Accusations of rape and murder levelled at AMISOM soldiers furthered a level of distrust about the foreign force in Somalia.
The central government has also accused some countries — notably Kenya, with whom relations are tense — of using the mission to meddle in Somalia’s affairs.
Mogadishu has never hidden its desire to regain control over its own security.
But AMISOM remains indispensable for securing strategic assets and supply routes in a country where Al-Shabaab maintains the capacity to launch frequent and deadly attacks.
“AMISOM was stuck in a status quo where it wasn’t making new progress but taking it out also would mean a reversal of progress,” said Omar Mahmood, a Somalia analyst at the International Crisis Group think tank.
What comes next?
The UN Security Council voted Thursday to replace AMISOM with the AU Transitional Mission in Somalia (ATMIS).

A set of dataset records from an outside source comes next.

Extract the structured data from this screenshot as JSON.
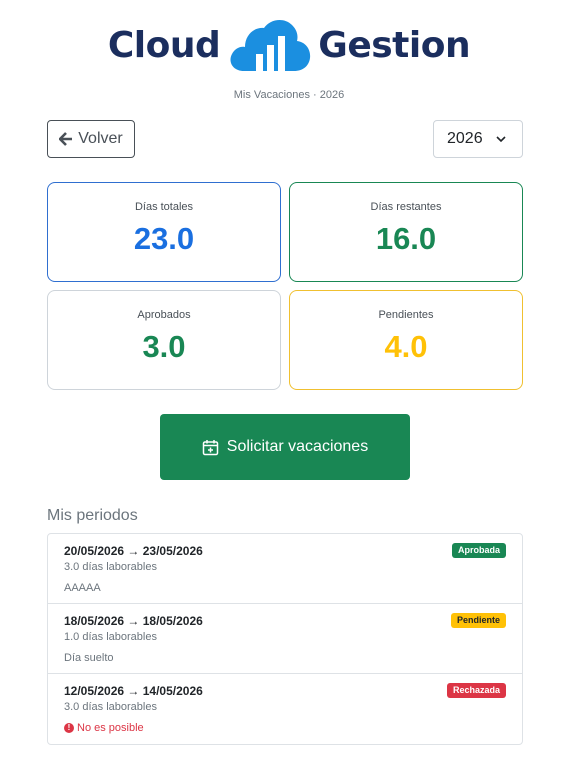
{
  "header": {
    "logo_left": "Cloud",
    "logo_right": "Gestion",
    "subtitle": "Mis Vacaciones · 2026"
  },
  "toolbar": {
    "back_label": "Volver",
    "year_selected": "2026"
  },
  "stats": [
    {
      "label": "Días totales",
      "value": "23.0",
      "color": "#1a6fe0"
    },
    {
      "label": "Días restantes",
      "value": "16.0",
      "color": "#198754"
    },
    {
      "label": "Aprobados",
      "value": "3.0",
      "color": "#198754"
    },
    {
      "label": "Pendientes",
      "value": "4.0",
      "color": "#ffc107"
    }
  ],
  "request_button": {
    "label": "Solicitar vacaciones"
  },
  "section_title": "Mis periodos",
  "periods": [
    {
      "dates": "20/05/2026 → 23/05/2026",
      "days": "3.0 días laborables",
      "note": "AAAAA",
      "status": "Aprobada"
    },
    {
      "dates": "18/05/2026 → 18/05/2026",
      "days": "1.0 días laborables",
      "note": "Día suelto",
      "status": "Pendiente"
    },
    {
      "dates": "12/05/2026 → 14/05/2026",
      "days": "3.0 días laborables",
      "note": "No es posible",
      "status": "Rechazada"
    }
  ],
  "colors": {
    "brand_navy": "#1b2e5e",
    "brand_blue": "#1b8fe0",
    "success": "#198754",
    "warning": "#ffc107",
    "danger": "#dc3545"
  }
}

ATMIS has a more offensive remit than its predecessor and calls for security to be assumed by Somalia’s army and police force by the end of 2024.
Somalia’s government on Friday said it welcomed the decision and was “committed to ensure the transfer of responsibility of security from ATMIS to the Somali security forces.”
Over that time, troops should be gradually withdrawn in four distinct phases coinciding with major ground operations against Al-Shabaab.
Analysts doubt whether the timetable will be kept — AMISOM was initially mandated for six months and lasted 15 years.
“We’ve seen these same timelines time and time again… those timelines are still contingent on ground conditions, and that’s been the situation for years,” said Mahmood.
There is no big difference between this mission and the last, Gaid said.
“You have the word ‘transition’ which provides hope… to donors that they are coming to the end of paying for this expensive mission,” she said.
“It also gives hope to (the) Somali side that AMISOM is on its last legs.”
ATMIS should prioritize training and equipping Somali forces and investing in security infrastructure, she added.
Can it succeed?
Analysts say progress on security cannot be achieved while the country is stuck in political deadlock.
Elections are more than a year overdue and the process towards completing the vote for parliament, which will in turn choose a president, has been hobbled by power struggles at the highest level of government and feuds with some states.
The deadlines set by ATMIS are optimistic considering the uncertainty surrounding the “incredibly divisive” election process, Mahmood said.
“Reconciliation is a prerequisite in order to sustainably implement some of the security dynamics,” he said.
Collaboration between Mogadishu and Somalia’s federal states on security would also be essential to achieve these outcomes — trust that in some cases is nonexistent.
Gaid said handing over security to Somalia would take “at best five years, maybe 10”.